George Lee Hamrick (Col ’56 L/M) of Charlottesville died May 30, 2016. Mr. Hamrick served in the U.S. Army for three years, stationed in Germany. After his service, he returned to the U.S. and completed a degree in history at the University. He began his career at the RAND Corporation, where he worked on the SAGE Air Defense System. He later became the site engineering lead for the first operational SAGE Combat Center. Subsequently, he worked at System Development Corporation, the Center for Naval Analyses, and TRW, Inc. After retiring in 1990 and living near Smith Mountain Lake in Virginia for nine years, he moved back to Charlottesville. He enjoyed collecting stamps and was a skilled Go player and a history buff with particular interest in the World War II era. Mr. Hamrick and his second wife established the Hamrick Graduate Fellowship Fund to support graduate students in the Corcoran Department of History in the Graduate School of Arts & Sciences at the University. They enjoyed traveling around the world, particularly to Switzerland and Germany. Survivors include his wife; a daughter; three sons, David G. Hamrick (Engr ’81 L/M), George L. Hamrick, Jr. (Col ’83, Med ’87 L/M) and Robertson G. Hamrick (Engr ’85 L/M); and nine grandchildren, including Karen E. Hamrick (Arch ’11 L/M).

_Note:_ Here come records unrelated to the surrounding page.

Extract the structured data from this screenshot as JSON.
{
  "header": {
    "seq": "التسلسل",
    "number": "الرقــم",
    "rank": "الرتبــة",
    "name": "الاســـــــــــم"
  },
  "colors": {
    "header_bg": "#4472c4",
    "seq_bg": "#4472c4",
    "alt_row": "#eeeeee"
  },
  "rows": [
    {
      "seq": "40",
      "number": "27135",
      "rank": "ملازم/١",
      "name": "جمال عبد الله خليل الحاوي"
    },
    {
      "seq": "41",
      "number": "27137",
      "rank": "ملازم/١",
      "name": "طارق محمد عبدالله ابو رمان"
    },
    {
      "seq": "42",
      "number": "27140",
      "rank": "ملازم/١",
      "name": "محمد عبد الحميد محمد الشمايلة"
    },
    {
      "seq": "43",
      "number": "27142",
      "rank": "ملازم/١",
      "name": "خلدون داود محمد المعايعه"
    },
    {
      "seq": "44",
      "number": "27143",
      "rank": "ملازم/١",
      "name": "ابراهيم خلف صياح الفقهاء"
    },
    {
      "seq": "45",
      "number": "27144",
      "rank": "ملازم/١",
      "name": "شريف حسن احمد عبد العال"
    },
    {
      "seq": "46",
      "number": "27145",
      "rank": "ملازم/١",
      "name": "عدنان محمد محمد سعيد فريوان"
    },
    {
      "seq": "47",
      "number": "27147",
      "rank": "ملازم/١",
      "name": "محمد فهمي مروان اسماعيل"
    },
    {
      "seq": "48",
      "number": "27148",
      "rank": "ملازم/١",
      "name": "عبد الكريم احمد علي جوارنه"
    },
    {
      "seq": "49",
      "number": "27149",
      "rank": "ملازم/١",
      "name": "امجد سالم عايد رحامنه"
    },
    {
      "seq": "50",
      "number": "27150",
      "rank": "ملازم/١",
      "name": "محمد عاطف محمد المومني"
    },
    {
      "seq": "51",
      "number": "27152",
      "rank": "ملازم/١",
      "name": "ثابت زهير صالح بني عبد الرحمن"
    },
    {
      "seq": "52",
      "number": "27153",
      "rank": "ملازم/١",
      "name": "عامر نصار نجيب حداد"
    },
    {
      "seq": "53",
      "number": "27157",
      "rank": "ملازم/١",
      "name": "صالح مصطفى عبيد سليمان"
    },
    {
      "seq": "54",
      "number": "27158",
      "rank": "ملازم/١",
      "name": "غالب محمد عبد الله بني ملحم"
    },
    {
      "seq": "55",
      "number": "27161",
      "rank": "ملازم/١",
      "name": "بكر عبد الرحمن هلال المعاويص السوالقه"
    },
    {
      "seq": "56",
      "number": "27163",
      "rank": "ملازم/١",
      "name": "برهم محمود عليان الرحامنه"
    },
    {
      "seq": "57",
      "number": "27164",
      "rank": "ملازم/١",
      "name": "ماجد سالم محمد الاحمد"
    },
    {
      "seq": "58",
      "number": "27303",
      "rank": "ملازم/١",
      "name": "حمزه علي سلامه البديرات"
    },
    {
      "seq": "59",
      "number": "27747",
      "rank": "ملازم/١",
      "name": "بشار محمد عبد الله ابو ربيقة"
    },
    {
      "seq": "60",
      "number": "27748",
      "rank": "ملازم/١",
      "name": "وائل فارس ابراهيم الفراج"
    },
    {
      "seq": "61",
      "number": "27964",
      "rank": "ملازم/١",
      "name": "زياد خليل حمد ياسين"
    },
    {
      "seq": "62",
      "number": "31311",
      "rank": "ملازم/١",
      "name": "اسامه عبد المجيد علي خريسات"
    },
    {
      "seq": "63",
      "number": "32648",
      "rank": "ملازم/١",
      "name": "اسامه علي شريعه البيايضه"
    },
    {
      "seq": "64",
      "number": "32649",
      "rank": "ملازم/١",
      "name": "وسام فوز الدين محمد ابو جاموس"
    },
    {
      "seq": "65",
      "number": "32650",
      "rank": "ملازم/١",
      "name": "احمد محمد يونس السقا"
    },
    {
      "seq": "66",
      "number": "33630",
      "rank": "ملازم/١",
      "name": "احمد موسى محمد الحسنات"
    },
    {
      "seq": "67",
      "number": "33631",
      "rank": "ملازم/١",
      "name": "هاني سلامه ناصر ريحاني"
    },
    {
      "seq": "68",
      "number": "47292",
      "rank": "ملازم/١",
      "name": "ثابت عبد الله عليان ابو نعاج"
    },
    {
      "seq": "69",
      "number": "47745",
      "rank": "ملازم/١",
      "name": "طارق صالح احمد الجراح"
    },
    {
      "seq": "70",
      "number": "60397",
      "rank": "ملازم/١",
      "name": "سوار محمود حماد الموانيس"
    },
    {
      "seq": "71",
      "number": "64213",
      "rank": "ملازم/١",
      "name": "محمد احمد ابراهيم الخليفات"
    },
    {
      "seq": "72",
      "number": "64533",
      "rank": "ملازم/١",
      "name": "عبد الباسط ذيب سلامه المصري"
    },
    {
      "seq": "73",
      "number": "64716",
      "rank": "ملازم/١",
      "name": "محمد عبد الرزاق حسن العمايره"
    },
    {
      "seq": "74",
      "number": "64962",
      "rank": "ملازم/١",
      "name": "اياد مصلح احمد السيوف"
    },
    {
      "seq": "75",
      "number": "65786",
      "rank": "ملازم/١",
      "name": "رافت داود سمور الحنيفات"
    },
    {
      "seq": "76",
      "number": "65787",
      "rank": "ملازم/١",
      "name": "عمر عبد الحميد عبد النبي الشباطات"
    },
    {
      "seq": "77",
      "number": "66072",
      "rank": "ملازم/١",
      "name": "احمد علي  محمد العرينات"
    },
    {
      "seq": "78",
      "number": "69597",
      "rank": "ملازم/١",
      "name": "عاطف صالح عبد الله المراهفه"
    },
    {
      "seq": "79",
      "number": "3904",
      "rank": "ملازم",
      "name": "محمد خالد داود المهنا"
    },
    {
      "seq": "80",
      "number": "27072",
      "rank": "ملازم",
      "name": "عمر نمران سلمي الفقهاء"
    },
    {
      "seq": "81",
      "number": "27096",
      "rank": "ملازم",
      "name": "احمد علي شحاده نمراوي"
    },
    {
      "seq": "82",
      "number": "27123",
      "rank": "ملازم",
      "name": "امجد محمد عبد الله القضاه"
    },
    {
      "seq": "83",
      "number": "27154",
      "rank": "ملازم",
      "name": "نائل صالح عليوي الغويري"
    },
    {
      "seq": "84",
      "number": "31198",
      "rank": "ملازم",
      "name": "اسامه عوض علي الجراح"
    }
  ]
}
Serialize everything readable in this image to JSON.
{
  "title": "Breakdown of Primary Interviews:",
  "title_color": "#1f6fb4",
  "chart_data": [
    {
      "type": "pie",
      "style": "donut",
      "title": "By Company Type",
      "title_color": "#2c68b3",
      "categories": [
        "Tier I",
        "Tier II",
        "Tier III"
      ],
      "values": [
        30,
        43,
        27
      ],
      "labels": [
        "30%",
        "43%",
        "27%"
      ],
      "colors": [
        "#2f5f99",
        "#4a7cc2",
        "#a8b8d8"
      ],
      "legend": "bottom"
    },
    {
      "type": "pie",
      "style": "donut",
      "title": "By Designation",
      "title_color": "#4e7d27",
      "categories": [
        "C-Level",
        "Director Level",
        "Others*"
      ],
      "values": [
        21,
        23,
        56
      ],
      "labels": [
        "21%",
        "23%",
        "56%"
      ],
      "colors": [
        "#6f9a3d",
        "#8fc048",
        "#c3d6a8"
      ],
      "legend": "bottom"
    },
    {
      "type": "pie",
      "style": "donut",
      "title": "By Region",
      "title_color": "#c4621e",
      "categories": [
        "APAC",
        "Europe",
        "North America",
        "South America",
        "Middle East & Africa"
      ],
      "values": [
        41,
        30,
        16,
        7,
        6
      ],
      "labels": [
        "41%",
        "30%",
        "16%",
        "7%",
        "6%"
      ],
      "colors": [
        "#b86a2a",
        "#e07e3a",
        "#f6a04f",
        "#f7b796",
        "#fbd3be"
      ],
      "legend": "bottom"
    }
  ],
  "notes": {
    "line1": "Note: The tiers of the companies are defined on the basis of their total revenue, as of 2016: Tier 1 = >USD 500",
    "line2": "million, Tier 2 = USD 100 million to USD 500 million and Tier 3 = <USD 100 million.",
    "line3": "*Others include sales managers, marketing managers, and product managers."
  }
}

John Hugh Tilley (Engr ’56 L/M) of Perry Hall, Maryland, died February 7, 2017. He served in the U.S. Army. After completing a master’s degree at New York University, he worked as an electrical engineer, programming early computers. He wrote and published a book, taught classes and was a notary. Survivors include his wife, a daughter and two sisters.
Robert E. Anewalt (Engr ’57 L/M) of West Chester, Pennsylvania, died April 10, 2017. At the University, he was a member of Naval ROTC, Sigma Chi fraternity, Theta Tau engineering fraternity and Okkerse the Raven Society. He also lived on the Lawn. After serving in the Navy, he attended Harvard Business School, receiving a master’s degree in business administration. After a 25-year career with IBM, he held a number of other corporate positions before retiring to become the parish administrator at the Church of the Good Samaritan in Paoli, Pennsylvania. He also received a chartered financial consultant designation from the American College of Financial Services in Bryn Mawr, Pennsylvania. An avid golfer, Mr. Anewalt was a member of St. Davids Golf Club and, more recently, of Hershey’s Mill Golf Club, where he also held board and committee leadership roles. Survivors include his wife, two children, including Peter Anewalt (Engr ’87 L/M), and four grandchildren.
Douglas B. Nuckles (Engr ’57) of Gig Harbor, Washington, died March 19, 2017. At the University, he was a member of Sigma Phi Epsilon fraternity. He also met and married Diane Draper Nuckles (Grad ’56). After graduating from the Medical College of Virginia School of Dentistry, he worked there as a faculty member from 1960 until 1971. In 1971, he joined the faculty of the University of South Carolina College of Dental Medicine, where he was a full professor and an administrator until his retirement in 1992. Dr. Nuckles was a member of the American Association of Dental Research, among other organizations. His work focused on restorative dentistry and dental materials. Throughout his life, his avocation was trains, from model to prototype. He was the author of numerous articles on detailing HO scale locomotives and authored or coauthored seven albums of railroad photography. Survivors include his wife and two daughters.